Thirdly, it is clear from page 791 of "Erskine May" that where actions such as the provisions of the present Finance Bill passing outside its normal scope are contemplated a resolution may be passed beginning with the words:notwithstanding anything to the contrary in the practice of the House relating to matters which may be included in Finance Bills, any Finance Bill of the present Session may contain the following provision…".The procedural resolutions approved by the House do not make reference to the Taxes Management Act 1970, which is relevant to Schedule 6 and Clause 52. "Erskine May" goes on:In such a case the matter covered by the resolution must not be so far removed from central finance as to make its inclusion indefensible. Nor can this procedure be used other than sparingly without inviting complaints from Members.Finally, Mr. Speaker, I ask your ruling as a matter of constitutional importance on what I suggest is an infringement of the privileges of this House, as clearly set out on page 802 of "Erskine May", which refers to the "tacking" of foreign matter to Finance Bills, and says:respect for constitutional practice prevents the inclusion of such matters among their original provisions".
§ Mr. Speaker
I am grateful to the hon. Member for Hertfordshire, South-West (Mr. Dodsworth) for giving me warning of his intention to raise this point of order. I am, however, sorry that I cannot help him at this stage.

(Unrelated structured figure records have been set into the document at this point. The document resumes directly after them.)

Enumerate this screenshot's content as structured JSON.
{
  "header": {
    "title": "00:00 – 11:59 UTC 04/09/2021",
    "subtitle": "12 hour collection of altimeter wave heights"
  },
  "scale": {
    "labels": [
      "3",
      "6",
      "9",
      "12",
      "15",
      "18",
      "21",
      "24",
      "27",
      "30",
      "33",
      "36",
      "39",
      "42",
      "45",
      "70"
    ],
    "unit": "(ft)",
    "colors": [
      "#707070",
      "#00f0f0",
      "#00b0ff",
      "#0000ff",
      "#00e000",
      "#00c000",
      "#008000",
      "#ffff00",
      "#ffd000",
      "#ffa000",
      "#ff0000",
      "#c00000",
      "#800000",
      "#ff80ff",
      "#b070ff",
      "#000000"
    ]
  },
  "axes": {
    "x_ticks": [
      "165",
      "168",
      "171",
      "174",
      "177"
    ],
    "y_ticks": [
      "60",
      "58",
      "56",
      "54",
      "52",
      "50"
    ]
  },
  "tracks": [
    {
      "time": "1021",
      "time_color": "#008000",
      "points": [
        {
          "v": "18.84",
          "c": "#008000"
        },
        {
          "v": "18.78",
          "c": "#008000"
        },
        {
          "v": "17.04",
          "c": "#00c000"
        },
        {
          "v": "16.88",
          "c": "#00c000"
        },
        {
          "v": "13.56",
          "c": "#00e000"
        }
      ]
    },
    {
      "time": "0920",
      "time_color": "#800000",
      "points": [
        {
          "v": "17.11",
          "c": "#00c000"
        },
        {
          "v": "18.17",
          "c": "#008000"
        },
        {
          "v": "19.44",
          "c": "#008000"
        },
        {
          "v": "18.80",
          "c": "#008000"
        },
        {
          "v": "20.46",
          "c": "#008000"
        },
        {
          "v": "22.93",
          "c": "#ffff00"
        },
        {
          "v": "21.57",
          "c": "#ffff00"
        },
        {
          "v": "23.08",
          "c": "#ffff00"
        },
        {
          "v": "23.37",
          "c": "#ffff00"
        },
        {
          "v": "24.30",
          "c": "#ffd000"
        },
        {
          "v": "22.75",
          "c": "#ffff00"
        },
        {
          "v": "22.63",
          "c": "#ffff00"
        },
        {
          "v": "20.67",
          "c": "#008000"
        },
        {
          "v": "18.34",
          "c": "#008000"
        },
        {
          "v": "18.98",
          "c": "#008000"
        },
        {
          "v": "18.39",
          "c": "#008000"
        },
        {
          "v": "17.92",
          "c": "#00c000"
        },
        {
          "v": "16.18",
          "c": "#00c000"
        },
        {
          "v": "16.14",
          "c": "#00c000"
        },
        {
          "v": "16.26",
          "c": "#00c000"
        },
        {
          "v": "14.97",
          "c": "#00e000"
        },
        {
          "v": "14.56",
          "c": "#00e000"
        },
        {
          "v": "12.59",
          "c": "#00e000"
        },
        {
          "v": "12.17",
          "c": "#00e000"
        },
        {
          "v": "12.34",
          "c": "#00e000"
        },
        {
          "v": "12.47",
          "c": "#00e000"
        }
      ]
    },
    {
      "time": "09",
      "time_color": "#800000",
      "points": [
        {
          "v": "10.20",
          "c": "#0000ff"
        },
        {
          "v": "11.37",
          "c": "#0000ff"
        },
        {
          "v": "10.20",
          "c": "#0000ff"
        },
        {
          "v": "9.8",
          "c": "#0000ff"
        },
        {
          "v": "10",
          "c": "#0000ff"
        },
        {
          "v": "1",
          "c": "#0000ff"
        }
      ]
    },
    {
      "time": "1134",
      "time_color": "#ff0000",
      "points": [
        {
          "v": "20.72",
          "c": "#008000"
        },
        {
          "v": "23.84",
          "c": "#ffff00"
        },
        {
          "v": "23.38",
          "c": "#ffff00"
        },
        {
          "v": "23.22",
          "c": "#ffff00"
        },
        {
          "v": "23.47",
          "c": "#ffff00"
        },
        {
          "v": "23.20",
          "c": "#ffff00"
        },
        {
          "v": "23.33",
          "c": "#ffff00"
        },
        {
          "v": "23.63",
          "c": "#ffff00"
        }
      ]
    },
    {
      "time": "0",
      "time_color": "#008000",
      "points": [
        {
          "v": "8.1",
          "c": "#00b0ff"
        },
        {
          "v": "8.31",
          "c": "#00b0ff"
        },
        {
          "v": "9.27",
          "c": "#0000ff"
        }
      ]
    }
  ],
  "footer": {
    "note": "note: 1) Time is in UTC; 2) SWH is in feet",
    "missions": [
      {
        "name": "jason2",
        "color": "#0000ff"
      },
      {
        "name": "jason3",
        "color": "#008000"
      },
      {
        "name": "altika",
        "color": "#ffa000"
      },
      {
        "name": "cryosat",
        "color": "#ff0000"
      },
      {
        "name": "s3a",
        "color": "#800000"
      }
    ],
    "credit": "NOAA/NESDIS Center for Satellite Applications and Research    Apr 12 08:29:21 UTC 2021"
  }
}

It has been the invariable practice of my predecessors to defer any consideration of certification as a Money Bill until after a Bill has received its Third Reading and is ready to go to another place. Indeed, Mr. Speaker Lowther gave a ruling to that effect in 1912 shortly after the passing of the 1911 Parliament Act, which lays down the procedure for certification.
If the House gives a Third Reading to the Bill today, I shall, however, be considering the Bill throughout the course of tonight and tomorrow morning and I 1291 shall take a decision tomorrow. I shall, of course, take into consideration the points raised by the hon. Member for Hertfordshire, South-West.
§ Mr. Dodsworth
I am grateful for your patience and kindness and your observations, Mr. Speaker. In view of the other pressing matters before the House, I say merely that I hope to have the opportunity to enlarge on some of these points in the course of a later debate on the Finance Bill.